In accepting her award, Wehipeihana was succint, describing her day job as a doctor as having “seen the insides of most orifices in the human body… and I can tell you without a doubt it’s the art and the artists who elevate our existence from being sacks of meat circling a dying star to something magical, something with meaning”. Then she ended with a message, presumably for the prime minister who had opened the ceremony. “Fund the arts.”
Te Mūrau o te Tuhi Māori Language Award ($12,000)
This award is given out by the discretion of a specially appointed judge (publishers submit books they think are deserving).
This year, esteemed academic, Waitangi Tribunal member, and Kīngi Tūheitia’s “Council of Twelve” member Tā Pou Temara KNZM (Ngāi Tūhoe) was presented with the 2024 Te Mūrau o te Tuhi Māori Language Award for Te Rautakitahi O Tūhoe ki Ōrākau (Auckland University Press).
Judge Paraone Gloyne (Raukawa ki Wharepūhunga, Ngāti Maniapoto) says the book is a valuable account exploring the big questions about the Tūhoe men and women who went to fight with Ngāti Maniapoto in the battle of Ōrākau during the New Zealand Wars.
Raised in Ruatāhuna, where most of the Tūhoe who went to Ōrākau came from, Tā Pou offers a unique insight of this key episode, written entirely in te reo Māori. Te Rautakitahi O Tūhoe ki Ōrākau is a rare, vividly executed and deeply considered book based on oral sources through the stories told to Tā Pou by his grandfather, great-grandmother and other kuia and koroua when he was young.
“Aotearoa is fortunate to have in its canon a book of this significance written by one of Aotearoa’s leading Māori public intellectuals,” says Mr Gloyne.
In accepting his award, Tā Pou said he was pleased to receive the award “not for myself but for the Māori language. I am merely the hand that held the pen that gives life to the Māori language.”
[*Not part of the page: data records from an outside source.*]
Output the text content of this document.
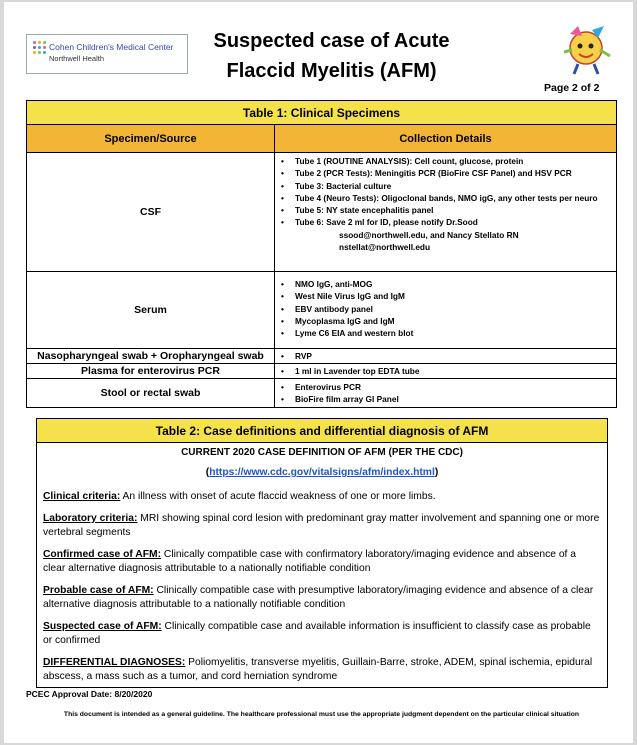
Cohen Children's Medical Center
Northwell Health
Suspected case of Acute
Flaccid Myelitis (AFM)
Page 2 of 2
Table 1: Clinical Specimens
Specimen/Source	Collection Details
CSF
• Tube 1 (ROUTINE ANALYSIS): Cell count, glucose, protein
• Tube 2 (PCR Tests): Meningitis PCR (BioFire CSF Panel) and HSV PCR
• Tube 3: Bacterial culture
• Tube 4 (Neuro Tests): Oligoclonal bands, NMO igG, any other tests per neuro
• Tube 5: NY state encephalitis panel
• Tube 6: Save 2 ml for ID, please notify Dr.Sood
ssood@northwell.edu, and Nancy Stellato RN
nstellat@northwell.edu
Serum
• NMO IgG, anti-MOG
• West Nile Virus IgG and IgM
• EBV antibody panel
• Mycoplasma IgG and IgM
• Lyme C6 EIA and western blot
Nasopharyngeal swab + Oropharyngeal swab	• RVP
Plasma for enterovirus PCR	• 1 ml in Lavender top EDTA tube
Stool or rectal swab	• Enterovirus PCR
• BioFire film array GI Panel
Table 2: Case definitions and differential diagnosis of AFM
CURRENT 2020 CASE DEFINITION OF AFM (PER THE CDC)
(https://www.cdc.gov/vitalsigns/afm/index.html)
Clinical criteria: An illness with onset of acute flaccid weakness of one or more limbs.
Laboratory criteria: MRI showing spinal cord lesion with predominant gray matter involvement and spanning one or more vertebral segments
Confirmed case of AFM: Clinically compatible case with confirmatory laboratory/imaging evidence and absence of a clear alternative diagnosis attributable to a nationally notifiable condition
Probable case of AFM: Clinically compatible case with presumptive laboratory/imaging evidence and absence of a clear alternative diagnosis attributable to a nationally notifiable condition
Suspected case of AFM: Clinically compatible case and available information is insufficient to classify case as probable or confirmed
DIFFERENTIAL DIAGNOSES: Poliomyelitis, transverse myelitis, Guillain-Barre, stroke, ADEM, spinal ischemia, epidural abscess, a mass such as a tumor, and cord herniation syndrome
PCEC Approval Date: 8/20/2020
This document is intended as a general guideline. The healthcare professional must use the appropriate judgment dependent on the particular clinical situation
Congratulations and commiserations one and all. All of the books can be purchased at Unity Books Wellington and Auckland. Many of the writers are appearing at the spectacular Auckland Writers Festival which is on now (programme is online here).
Whiskey sours to all of those who make these awards viable: Ockham Residential, Creative New Zealand, the late Jann Medlicott and the Acorn Foundation, Mary and Peter Biggs CNZM, Booksellers Aotearoa New Zealand, the Mātātuhi Foundation, and the Auckland Writers Festival.
And dirty martinis for the judges: The Jann Medlicott Acorn Prize for Fiction will be judged by reading advocate and former bookseller Juliet Blyth (convenor); writer, reviewer and literary festival curator Kiran Dass; and fiction writer Anthony Lapwood (Ngāti Ranginui, Ngāi Te Rangi, Ngāti Whakaue, Pākehā); and international judge Natalie Haynes.
Judging the Mary and Peter Biggs Award for Poetry will be poet, critic and editor Erik Kennedy (convenor); poet and performance writer Tru Paraha (Ngāti Hineāmaru, Te Kahu o Torongare ki Waiomio, Ngāti Te Tarawa); and author, editor and university lecturer Dougal McNeill.
The General Non-Fiction Award will be judged by journalist and academic Jim Tully ONZM (convenor), writer, editor, broadcaster and literary festival curator Kerry Sunderland; and academic, researcher and author Rebecca Kiddle (Ngāti Porou, Ngā Puhi).
The Booksellers Aotearoa New Zealand Award for Illustrated Non-Fiction will be judged by former radio broadcaster and book reviewer Lynn Freeman (convenor); arts advocate and former festival director Marianne Hargreaves; and artist, curator and writer Ane Tonga.
Te Mūrau o te Tuhi Māori Language Award judge, Paraone Gloyne (Raukawa ki Wharepūhunga, Ngāti Maniapoto).